Aus der Seilbahn muss eine Bar werden
Weil’s vom Wetter passt, schon einmal ein Vorgeschmack auf den Winter.
Lindsey Vonn schaut mich von der Titelseite an. Da fröstelt’s mich, weil die Lindsey ist eine Wintersache, auch wenn sie sich gern auszieht. Und mir ist da jetzt schon wieder ein bisschen zu viel vom Winter die Rede mitten im Oktober. Im Supermarkt hat man uns ja schon erfolgreich daran gewöhnt, dass unmittelbar nach Schulbeginn Lebkuchen und Spekulatius im Regal daran erinnern, dass in neun, zehn Wochen Weihnachten schon wieder vorbei ist. Vorbereitung ist das halbe Leben und das Leben ist ein Geschäft. Darum wird auch in den Skigebieten im Sommer gebaut und gewerkt. Im Winter muss alles funktionieren. Und schön langsam beginnt es ja auch herunter zu schneien. Ein guter Zeitpunkt also zu berichten, wie sich die Skigebiete für den Winter rüsten, wie sich die Schneeindustrie vorfreut. Da findet man dann in Jubelberichten über Millionenausgaben und über Mega-Fusionen, durch die Mega-Skigebiete entstehen, so schöne Sätze wie diesen: „Die Berge sind in Tirol immer wieder Orte der Innovation.“Die Berge sind nämlich wilde Hund’, die wollen innovativ hergerichtet werden.

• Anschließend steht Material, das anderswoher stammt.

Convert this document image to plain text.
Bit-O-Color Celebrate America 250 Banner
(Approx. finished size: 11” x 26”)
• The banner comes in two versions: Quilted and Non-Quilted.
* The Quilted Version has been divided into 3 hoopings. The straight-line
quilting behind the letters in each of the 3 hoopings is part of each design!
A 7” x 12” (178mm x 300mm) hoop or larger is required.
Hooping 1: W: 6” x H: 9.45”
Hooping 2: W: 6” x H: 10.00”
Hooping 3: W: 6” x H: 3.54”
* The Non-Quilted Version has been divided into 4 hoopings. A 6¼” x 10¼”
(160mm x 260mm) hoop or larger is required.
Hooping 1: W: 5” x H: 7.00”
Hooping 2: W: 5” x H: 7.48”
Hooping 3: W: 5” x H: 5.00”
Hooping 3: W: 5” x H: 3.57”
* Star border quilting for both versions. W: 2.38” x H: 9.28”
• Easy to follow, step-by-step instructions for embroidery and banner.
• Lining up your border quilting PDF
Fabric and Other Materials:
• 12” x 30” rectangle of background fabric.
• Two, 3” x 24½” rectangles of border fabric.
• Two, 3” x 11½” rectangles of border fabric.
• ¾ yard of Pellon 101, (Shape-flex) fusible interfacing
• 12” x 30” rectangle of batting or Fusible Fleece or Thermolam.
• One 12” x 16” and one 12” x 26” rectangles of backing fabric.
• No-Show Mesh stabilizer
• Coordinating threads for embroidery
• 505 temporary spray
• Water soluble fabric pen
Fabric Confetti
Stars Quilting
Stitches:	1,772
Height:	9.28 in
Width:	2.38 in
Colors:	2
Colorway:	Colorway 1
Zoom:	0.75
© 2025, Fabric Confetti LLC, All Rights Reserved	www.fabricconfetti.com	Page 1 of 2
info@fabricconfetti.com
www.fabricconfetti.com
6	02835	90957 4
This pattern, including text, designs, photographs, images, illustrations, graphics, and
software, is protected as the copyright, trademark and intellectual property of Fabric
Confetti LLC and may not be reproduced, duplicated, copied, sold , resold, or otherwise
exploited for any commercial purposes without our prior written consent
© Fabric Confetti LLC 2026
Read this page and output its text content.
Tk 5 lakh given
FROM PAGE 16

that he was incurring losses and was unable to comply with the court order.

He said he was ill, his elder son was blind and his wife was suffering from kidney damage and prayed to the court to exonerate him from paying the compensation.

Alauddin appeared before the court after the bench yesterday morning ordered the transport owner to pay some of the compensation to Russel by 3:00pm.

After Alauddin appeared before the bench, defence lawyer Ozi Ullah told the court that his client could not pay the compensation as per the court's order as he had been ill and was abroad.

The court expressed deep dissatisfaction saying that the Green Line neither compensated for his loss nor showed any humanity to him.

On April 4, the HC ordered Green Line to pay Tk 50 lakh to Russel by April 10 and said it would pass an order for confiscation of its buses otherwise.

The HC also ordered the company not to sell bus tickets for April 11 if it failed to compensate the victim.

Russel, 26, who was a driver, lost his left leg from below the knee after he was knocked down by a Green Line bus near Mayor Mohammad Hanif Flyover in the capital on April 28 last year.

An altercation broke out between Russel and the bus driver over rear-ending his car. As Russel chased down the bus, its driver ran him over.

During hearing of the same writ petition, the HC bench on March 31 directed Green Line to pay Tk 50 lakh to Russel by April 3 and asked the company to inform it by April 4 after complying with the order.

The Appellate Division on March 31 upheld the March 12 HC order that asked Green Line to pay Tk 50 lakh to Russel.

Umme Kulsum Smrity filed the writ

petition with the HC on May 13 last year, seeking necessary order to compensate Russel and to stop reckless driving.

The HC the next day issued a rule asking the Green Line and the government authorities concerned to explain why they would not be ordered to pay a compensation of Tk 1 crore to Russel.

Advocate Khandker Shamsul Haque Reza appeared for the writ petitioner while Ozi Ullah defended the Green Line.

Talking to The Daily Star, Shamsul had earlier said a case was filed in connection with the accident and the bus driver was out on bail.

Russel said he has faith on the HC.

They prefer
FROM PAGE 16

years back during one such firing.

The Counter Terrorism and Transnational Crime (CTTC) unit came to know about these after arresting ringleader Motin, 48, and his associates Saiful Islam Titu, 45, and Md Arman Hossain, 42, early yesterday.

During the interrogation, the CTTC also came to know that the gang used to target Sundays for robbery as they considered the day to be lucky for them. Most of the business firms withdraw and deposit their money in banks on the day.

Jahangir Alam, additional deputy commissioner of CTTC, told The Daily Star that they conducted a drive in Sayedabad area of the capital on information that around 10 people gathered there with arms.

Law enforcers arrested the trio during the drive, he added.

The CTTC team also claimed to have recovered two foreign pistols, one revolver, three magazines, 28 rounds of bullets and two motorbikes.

Das klingt ein bisschen nach dem Satz vom Krieg, über den gesagt wird, er sei die Mutter aller Dinge. Wenn das 500 Jahre vor Christus schon in einem Fragment des griechischen Philosophen Heraklit auftaucht, dann kann es für die Visionäre der alpinen Unterhaltungskultur ja nur recht sein. Weil es ist ja schon ein rechter Kampf um die Gunst der Gäste.
Diese Gäste wollen ja jedes Jahr was Neues. Und oft ist da dann der Naturschutz dagegen oder eine Lawinenverbauung steht dem Erweiterungszwang von Seilbahnern und Gästemaximierern im Weg. Also wird der Innovationsgeist immer öfter in das Rundherum gepulvert. In Sölden zum Beispiel bauen sie auf gut 3000 Meter Seehöhe eine Kinoinstallation, weil ja dort der James Bond Streifen „Spectre“gedreht wurde. Anderswo werden die Lifte immer schneller, die Liftsitze immer raffinierter beheizt und manche Gondel lernte auch das Sprechen. Da wird per Lautsprecherbox ungefragt über Fauna und Flora informiert. Das sind alles schöne Dinge, die ich als Freund des Wissens und mehr noch der Bequemlichkeit schätze. Beim Sinnieren über den Winter aber tauchte doch eine Frage auf: Warum kam noch keiner drauf, in den Gondeln einer Seilbahn Minibars einzurichten? Eine Kinoinstallation im Schnee mag gut und schön sein, aber mit einer Minibar in der Gondel ließen sich der Winter und die innovativen Berggestalter durchaus besser ertragen.